Los tenancinguenses ya no saben si reír o llorar, por un lado, la alcaldesa se pasea en actos públicos hablando de transparencia, por el otro, la realidad muestra una transparencia de otro tipo, la del cristal por donde se ve clarito cómo se escurre el dinero del pueblo.
Y mientras la ciudadanía exige respuestas, en el Ayuntamiento nadie rinde cuentas, pero eso sí, los discursos los dan de memoria, porque aquí los únicos que parecen tener las manos llenas, son los que firman, la decepción es general: Nancy Nápoles Pacheco prometió cambio, pero lo único que cambió fue la cantidad de ceros en las facturas.

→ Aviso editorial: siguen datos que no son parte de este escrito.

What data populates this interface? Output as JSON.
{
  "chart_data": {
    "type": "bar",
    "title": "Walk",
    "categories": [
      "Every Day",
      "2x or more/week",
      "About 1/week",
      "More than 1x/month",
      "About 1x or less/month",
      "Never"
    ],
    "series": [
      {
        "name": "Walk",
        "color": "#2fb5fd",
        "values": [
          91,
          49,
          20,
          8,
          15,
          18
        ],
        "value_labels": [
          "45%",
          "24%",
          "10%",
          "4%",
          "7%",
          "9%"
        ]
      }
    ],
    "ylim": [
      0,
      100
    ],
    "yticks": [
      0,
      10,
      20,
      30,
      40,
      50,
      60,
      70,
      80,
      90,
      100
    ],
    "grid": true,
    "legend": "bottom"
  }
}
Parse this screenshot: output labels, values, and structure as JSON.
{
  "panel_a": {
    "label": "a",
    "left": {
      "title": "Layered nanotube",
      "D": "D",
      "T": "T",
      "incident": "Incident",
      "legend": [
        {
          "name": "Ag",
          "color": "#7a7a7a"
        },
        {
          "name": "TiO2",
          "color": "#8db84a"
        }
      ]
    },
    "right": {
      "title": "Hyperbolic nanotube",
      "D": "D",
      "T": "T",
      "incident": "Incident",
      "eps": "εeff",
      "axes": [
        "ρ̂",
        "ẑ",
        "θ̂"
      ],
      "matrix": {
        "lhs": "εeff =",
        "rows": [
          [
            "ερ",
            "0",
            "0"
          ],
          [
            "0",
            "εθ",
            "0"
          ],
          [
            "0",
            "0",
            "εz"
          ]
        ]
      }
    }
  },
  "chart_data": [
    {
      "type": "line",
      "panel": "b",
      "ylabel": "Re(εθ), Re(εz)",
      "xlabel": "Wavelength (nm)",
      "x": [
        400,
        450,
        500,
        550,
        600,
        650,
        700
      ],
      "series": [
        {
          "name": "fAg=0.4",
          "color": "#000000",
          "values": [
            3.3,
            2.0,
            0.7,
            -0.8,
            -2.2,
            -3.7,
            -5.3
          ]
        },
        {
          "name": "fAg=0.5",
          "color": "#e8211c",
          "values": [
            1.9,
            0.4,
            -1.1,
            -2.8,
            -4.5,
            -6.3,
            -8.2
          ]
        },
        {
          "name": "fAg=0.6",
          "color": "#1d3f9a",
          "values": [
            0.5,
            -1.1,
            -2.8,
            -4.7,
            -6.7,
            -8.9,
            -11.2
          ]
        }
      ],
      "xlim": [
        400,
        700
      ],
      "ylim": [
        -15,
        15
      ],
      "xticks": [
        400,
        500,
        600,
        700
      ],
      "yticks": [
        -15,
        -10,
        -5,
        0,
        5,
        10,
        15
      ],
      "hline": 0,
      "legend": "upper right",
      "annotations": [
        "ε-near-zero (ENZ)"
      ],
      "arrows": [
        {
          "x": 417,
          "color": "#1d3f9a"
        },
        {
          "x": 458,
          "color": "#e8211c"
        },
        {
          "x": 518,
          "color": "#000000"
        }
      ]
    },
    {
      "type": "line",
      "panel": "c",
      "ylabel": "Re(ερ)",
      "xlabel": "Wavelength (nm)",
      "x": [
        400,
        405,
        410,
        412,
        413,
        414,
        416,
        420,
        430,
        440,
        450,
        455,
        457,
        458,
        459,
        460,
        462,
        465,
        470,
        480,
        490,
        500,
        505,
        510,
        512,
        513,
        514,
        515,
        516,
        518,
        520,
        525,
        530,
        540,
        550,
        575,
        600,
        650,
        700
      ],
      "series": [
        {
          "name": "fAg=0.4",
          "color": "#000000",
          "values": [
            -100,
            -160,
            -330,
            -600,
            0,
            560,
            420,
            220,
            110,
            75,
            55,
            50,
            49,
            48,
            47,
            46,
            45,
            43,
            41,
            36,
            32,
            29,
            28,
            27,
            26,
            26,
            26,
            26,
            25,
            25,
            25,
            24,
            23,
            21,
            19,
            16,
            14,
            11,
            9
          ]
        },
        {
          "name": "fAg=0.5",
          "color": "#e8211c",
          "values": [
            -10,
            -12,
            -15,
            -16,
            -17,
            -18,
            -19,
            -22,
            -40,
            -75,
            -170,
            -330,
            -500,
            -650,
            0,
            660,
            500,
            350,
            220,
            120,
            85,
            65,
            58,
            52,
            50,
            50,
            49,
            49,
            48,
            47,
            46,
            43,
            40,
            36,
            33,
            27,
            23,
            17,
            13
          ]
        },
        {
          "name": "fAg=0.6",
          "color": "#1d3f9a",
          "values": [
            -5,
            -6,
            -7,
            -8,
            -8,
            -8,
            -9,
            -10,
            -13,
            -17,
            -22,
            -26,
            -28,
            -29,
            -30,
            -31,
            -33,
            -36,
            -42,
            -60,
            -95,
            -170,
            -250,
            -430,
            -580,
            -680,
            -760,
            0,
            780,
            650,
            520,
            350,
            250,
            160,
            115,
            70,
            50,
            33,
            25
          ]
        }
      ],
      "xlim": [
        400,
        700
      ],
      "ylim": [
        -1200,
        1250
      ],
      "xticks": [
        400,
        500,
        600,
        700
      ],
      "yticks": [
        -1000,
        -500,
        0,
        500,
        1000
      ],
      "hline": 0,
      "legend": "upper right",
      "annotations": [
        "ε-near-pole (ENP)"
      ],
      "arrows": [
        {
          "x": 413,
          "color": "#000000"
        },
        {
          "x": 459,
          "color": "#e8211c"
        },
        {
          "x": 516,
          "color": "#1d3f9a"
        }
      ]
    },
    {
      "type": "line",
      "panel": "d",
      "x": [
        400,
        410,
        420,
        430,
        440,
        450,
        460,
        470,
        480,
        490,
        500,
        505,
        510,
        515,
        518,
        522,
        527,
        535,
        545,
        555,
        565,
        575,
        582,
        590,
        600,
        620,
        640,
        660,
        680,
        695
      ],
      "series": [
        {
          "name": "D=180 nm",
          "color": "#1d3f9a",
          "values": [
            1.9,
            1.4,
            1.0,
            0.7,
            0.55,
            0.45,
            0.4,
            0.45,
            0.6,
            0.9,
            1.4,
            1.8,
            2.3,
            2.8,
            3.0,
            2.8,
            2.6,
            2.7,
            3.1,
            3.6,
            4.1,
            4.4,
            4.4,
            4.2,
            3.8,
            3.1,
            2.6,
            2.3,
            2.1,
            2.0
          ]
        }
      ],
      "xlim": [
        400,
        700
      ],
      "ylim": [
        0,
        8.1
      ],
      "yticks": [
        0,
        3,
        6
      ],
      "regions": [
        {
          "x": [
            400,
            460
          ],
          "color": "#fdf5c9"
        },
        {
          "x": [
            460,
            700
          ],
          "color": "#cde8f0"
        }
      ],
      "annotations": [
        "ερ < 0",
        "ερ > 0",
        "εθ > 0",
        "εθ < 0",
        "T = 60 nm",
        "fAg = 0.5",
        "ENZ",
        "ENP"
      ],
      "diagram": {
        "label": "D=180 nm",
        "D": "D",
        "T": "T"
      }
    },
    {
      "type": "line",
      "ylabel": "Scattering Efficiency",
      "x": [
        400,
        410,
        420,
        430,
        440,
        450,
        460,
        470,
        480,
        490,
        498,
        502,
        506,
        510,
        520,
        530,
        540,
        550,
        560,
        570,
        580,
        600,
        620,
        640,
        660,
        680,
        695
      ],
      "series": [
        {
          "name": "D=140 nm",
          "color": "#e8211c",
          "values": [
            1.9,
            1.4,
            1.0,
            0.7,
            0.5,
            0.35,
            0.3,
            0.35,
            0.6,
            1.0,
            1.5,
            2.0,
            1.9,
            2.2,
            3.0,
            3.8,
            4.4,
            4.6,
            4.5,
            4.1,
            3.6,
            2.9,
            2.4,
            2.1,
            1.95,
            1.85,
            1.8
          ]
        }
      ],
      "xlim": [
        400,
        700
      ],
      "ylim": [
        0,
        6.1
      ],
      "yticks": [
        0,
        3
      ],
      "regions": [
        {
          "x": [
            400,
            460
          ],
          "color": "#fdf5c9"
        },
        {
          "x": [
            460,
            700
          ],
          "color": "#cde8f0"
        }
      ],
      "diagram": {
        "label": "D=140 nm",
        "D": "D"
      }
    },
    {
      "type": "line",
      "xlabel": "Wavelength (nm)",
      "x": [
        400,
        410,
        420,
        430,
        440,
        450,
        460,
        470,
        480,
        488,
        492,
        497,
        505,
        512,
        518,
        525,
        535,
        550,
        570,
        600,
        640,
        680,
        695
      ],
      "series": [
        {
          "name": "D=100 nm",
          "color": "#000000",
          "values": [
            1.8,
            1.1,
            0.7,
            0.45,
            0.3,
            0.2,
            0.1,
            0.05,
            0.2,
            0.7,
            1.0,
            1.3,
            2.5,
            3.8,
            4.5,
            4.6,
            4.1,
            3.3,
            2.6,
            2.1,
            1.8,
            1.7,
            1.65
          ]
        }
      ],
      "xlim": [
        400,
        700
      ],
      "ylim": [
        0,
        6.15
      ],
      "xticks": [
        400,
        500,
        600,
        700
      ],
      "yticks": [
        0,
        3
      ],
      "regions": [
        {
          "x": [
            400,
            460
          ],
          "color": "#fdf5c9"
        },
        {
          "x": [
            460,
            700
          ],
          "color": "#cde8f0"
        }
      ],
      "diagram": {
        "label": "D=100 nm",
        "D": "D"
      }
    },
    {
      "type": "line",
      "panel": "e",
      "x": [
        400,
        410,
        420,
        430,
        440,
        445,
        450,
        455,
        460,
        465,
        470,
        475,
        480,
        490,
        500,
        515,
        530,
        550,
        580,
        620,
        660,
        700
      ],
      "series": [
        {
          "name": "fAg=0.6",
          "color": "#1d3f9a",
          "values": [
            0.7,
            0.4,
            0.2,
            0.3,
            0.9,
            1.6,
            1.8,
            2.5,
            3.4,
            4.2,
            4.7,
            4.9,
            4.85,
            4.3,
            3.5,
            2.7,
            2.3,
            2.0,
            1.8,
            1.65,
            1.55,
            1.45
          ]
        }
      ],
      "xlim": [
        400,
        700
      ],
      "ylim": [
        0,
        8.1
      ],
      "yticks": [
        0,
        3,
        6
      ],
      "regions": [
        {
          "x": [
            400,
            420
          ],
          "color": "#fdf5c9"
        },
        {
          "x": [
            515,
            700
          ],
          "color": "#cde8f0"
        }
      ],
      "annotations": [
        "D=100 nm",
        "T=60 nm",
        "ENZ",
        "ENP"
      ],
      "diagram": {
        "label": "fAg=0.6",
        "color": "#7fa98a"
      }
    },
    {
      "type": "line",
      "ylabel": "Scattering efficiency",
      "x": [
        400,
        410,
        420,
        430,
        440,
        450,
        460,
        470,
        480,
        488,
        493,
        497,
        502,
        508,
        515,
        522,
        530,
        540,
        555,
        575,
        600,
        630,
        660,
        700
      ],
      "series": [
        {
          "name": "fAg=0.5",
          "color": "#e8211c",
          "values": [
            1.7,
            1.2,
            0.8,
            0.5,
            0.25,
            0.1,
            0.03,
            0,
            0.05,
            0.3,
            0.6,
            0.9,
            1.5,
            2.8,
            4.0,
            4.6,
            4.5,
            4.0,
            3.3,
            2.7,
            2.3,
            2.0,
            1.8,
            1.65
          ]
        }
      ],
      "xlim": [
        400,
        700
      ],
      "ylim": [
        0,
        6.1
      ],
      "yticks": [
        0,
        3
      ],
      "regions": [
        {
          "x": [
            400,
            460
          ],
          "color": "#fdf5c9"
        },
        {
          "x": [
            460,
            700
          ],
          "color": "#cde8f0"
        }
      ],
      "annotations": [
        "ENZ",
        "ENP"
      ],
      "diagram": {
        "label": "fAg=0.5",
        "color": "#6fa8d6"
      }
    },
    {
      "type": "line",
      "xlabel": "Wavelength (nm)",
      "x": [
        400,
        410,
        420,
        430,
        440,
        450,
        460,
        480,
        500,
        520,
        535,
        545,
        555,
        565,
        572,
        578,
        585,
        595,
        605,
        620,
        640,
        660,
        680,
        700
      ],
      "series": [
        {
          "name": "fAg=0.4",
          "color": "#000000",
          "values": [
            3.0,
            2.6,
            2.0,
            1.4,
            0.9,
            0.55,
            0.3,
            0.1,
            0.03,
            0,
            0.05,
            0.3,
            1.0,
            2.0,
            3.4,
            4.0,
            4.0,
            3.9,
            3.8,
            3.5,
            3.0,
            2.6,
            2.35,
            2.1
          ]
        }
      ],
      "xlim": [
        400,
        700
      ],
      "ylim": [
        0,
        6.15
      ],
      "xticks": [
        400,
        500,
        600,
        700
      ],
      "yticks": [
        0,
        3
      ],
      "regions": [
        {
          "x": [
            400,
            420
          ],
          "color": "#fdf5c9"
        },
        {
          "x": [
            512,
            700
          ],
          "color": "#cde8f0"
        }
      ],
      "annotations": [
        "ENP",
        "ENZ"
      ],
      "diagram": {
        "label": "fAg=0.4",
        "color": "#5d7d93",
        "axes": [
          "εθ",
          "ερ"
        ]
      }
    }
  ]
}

Tenancingo ya no puede seguir hundido entre la inercia, los escándalos y la prepotencia disfrazada de administración, las manifestaciones recientes, la indignación ciudadana y la falta de respuestas son prueba de que el pueblo ya se cansó de los pretextos y de los “todo está en regla”, no está en regla que el dinero público desaparezca, no está en regla que el pueblo pague los lujos de nadie.
A final de cuentas, la pipa de la corrupción ya no lleva agua, sino cinismo, y mientras el pueblo espera servicios, obras y seguridad, los funcionarios parecen haber encontrado la manera de hacer rendir los pesos, pero solo cuando se trata de su bienestar.
En Tenancingo, la honestidad se volvió discurso de campaña, la transparencia un adorno en los informes y la rendición de cuentas un mito de ciencia ficción, por eso, cada vez más voces exigen una revisión seria, una auditoría real y hasta una revocación de mandato, porque un gobierno que traiciona la confianza del pueblo no merece ni un día más de aplausos.
Porque cuando el dinero público desaparece con esa elegancia, uno ya no sabe si está ante una administración o ante un espectáculo de magia política, de esos donde el presupuesto se esfuma, pero el brillo en los bolsillos permanece intacto, y el pueblo, que ya no se chupa el dedo, empieza a gritar lo que todos piensan y pocos se atreven a decir, “¡Tenancingo merece cuentas claras, no cuentos caros!